Although a seasoned international by the time he worked with Schmidt immediately before moving to Ireland, Howlett says he took a lot from his time working under the man who would move to Clermont and on to Leinster before landing the Ireland job.
"I did think he always had the potential," the All Black record try-scorer explained. "He was one of the coaches who I learnt a lot off and it doesn't surprise me to see the success that he's having, firstly with Leinster, and now with Ireland. He just challenges you at that level."
One Munster player out in the cold who Howlett feels could learn from the master is Simon Zebo.
"I have no doubt, 100pc," he said of Schmidt's potential to work well with Zebo. "I do know that he is very keen and he is right on the edge of proving he's capable of wearing an Ireland shirt again.

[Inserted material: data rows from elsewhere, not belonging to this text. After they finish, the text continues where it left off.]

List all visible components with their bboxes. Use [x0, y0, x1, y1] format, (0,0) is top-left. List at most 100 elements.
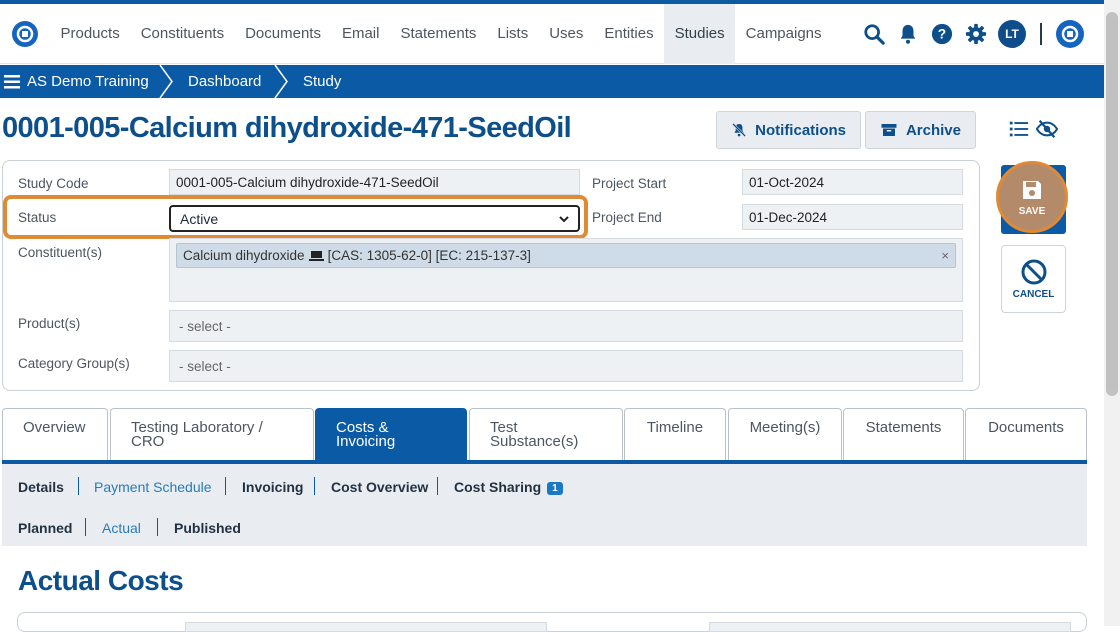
actual-costs-field[interactable] [185, 622, 547, 632]
archive-label: Archive [905, 121, 961, 139]
subnav-divider [78, 477, 79, 495]
actual-costs-field[interactable] [709, 622, 1071, 632]
nav-item-constituents[interactable]: Constituents [130, 4, 234, 64]
subnav-cost-sharing-label: Cost Sharing [454, 479, 542, 495]
save-button[interactable]: SAVE [996, 161, 1068, 233]
search-icon[interactable] [862, 22, 886, 46]
subnav-published[interactable]: Published [174, 520, 241, 536]
nav-item-documents[interactable]: Documents [235, 4, 332, 64]
nav-item-campaigns[interactable]: Campaigns [735, 4, 832, 64]
avatar[interactable]: LT [998, 20, 1026, 48]
project-start-label: Project Start [592, 176, 667, 191]
constituent-name: Calcium dihydroxide [183, 248, 305, 263]
breadcrumb-label: AS Demo Training [27, 73, 149, 90]
app-logo-icon[interactable] [12, 20, 38, 47]
subnav-invoicing[interactable]: Invoicing [242, 479, 303, 495]
nav-item-uses[interactable]: Uses [539, 4, 594, 64]
tab-testing-laboratory[interactable]: Testing Laboratory / CRO [110, 408, 314, 462]
tab-label: Statements [865, 419, 942, 436]
products-select[interactable]: - select - [169, 310, 963, 342]
nav-item-lists[interactable]: Lists [487, 4, 539, 64]
status-label: Status [18, 210, 57, 225]
subnav-divider [314, 477, 315, 495]
page-scrollbar-thumb[interactable] [1106, 12, 1118, 396]
subnav-divider [437, 477, 438, 495]
status-select[interactable]: Active [169, 205, 580, 232]
study-code-field[interactable]: 0001-005-Calcium dihydroxide-471-SeedOil [169, 169, 580, 195]
cancel-label: CANCEL [1012, 289, 1055, 300]
breadcrumb-item-dashboard[interactable]: Dashboard [188, 65, 261, 98]
help-icon[interactable]: ? [930, 22, 954, 46]
constituents-label: Constituent(s) [18, 245, 103, 260]
tab-test-substances[interactable]: Test Substance(s) [469, 408, 623, 462]
costs-subnav-panel [2, 464, 1087, 546]
breadcrumb-item-study: Study [303, 73, 342, 90]
tab-label-line2: CRO [131, 433, 165, 450]
gear-icon[interactable] [964, 22, 988, 46]
page-title: 0001-005-Calcium dihydroxide-471-SeedOil [2, 112, 572, 144]
subnav-cost-overview[interactable]: Cost Overview [331, 479, 428, 495]
nav-item-studies[interactable]: Studies [664, 3, 736, 64]
breadcrumb: AS Demo Training Dashboard Study [0, 65, 1104, 98]
status-select-value: Active [180, 210, 219, 227]
category-groups-select[interactable]: - select - [169, 350, 963, 382]
nav-item-entities[interactable]: Entities [594, 4, 664, 64]
tab-timeline[interactable]: Timeline [624, 408, 726, 462]
tab-label: Meeting(s) [749, 419, 821, 436]
tab-label: Documents [988, 419, 1064, 436]
project-start-field[interactable]: 01-Oct-2024 [742, 169, 963, 195]
subnav-payment-schedule[interactable]: Payment Schedule [94, 479, 212, 495]
products-label: Product(s) [18, 316, 81, 331]
tab-documents[interactable]: Documents [965, 408, 1087, 462]
floppy-disk-icon [1023, 180, 1041, 199]
subnav-planned[interactable]: Planned [18, 520, 72, 536]
breadcrumb-item-training[interactable]: AS Demo Training [4, 65, 149, 98]
laptop-icon [308, 250, 324, 261]
subnav-cost-sharing[interactable]: Cost Sharing 1 [454, 479, 563, 496]
project-end-field[interactable]: 01-Dec-2024 [742, 204, 963, 230]
hamburger-icon[interactable] [4, 74, 20, 89]
subnav-divider [157, 518, 158, 536]
category-groups-label: Category Group(s) [18, 356, 130, 371]
top-navbar: Products Constituents Documents Email St… [0, 3, 1104, 64]
eye-slash-icon[interactable] [1036, 118, 1058, 140]
count-badge: 1 [547, 482, 563, 495]
breadcrumb-separator-icon [159, 65, 173, 98]
notifications-button[interactable]: Notifications [716, 111, 861, 149]
tab-label-line2: Invoicing [336, 433, 396, 450]
bell-icon[interactable] [896, 22, 920, 46]
tab-costs-invoicing[interactable]: Costs & Invoicing [315, 408, 467, 462]
study-code-label: Study Code [18, 176, 89, 191]
archive-icon [881, 124, 897, 136]
tab-overview[interactable]: Overview [2, 408, 108, 462]
constituent-identifiers: [CAS: 1305-62-0] [EC: 215-137-3] [327, 248, 531, 263]
subnav-details[interactable]: Details [18, 479, 64, 495]
tab-statements[interactable]: Statements [843, 408, 964, 462]
subnav-actual[interactable]: Actual [102, 520, 141, 536]
list-view-icon[interactable] [1008, 118, 1030, 140]
save-label: SAVE [1018, 205, 1046, 217]
chevron-down-icon [559, 216, 569, 223]
archive-button[interactable]: Archive [865, 111, 976, 149]
svg-text:?: ? [938, 27, 946, 42]
constituents-field[interactable]: Calcium dihydroxide [CAS: 1305-62-0] [EC… [169, 238, 963, 302]
remove-chip-icon[interactable]: × [941, 248, 949, 263]
breadcrumb-separator-icon [274, 65, 288, 98]
tab-meetings[interactable]: Meeting(s) [728, 408, 842, 462]
nav-item-products[interactable]: Products [50, 4, 130, 64]
ban-icon [1021, 259, 1046, 285]
notifications-label: Notifications [755, 121, 846, 139]
tab-label: Timeline [646, 419, 704, 436]
org-logo-icon[interactable] [1056, 20, 1084, 48]
subnav-divider [85, 518, 86, 536]
tab-label-line2: Substance(s) [490, 433, 579, 450]
constituent-chip: Calcium dihydroxide [CAS: 1305-62-0] [EC… [176, 243, 956, 268]
bell-slash-icon [732, 123, 746, 137]
section-title: Actual Costs [18, 565, 184, 596]
subnav-divider [225, 477, 226, 495]
nav-divider [1040, 23, 1042, 45]
nav-item-email[interactable]: Email [331, 4, 390, 64]
cancel-button[interactable]: CANCEL [1001, 245, 1066, 313]
nav-item-statements[interactable]: Statements [390, 4, 487, 64]
project-end-label: Project End [592, 210, 662, 225]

"We all have things to work on, but you look at what he does bring: he has the ability to break the line and to finish, which are prime ingredients you need when you're a winger. You need to be able to finish off opportunities, and he can do that in spades.
"He has a few games under his belt, he has primed himself, he's sharp and I think this weekend could be a big stage for him."
It was once Howlett's stage, but he's happy to hand it over to the next generation and reckons Munster are in good hands.
"These occasions are great to be part of but I get just as much enjoyment out of Keith Earls taking the field in the No 14 jersey – maybe a small little bit of me helped him along his way to be that No 14 for Munster," he said.
"The strength of Munster is the young guys who have come through the academy – Peter O'Mahony, Conor Murray, Simon Zebo, Tommy O'Donnell, JJ Hanrahan, Dave Foley... it goes on.
"They have been in the system, they know what Munster's about. They are now driving the team on.
"I was happy with how I left the game. I guess I compartmentalise that and say 'gee, that was a great time in my life'."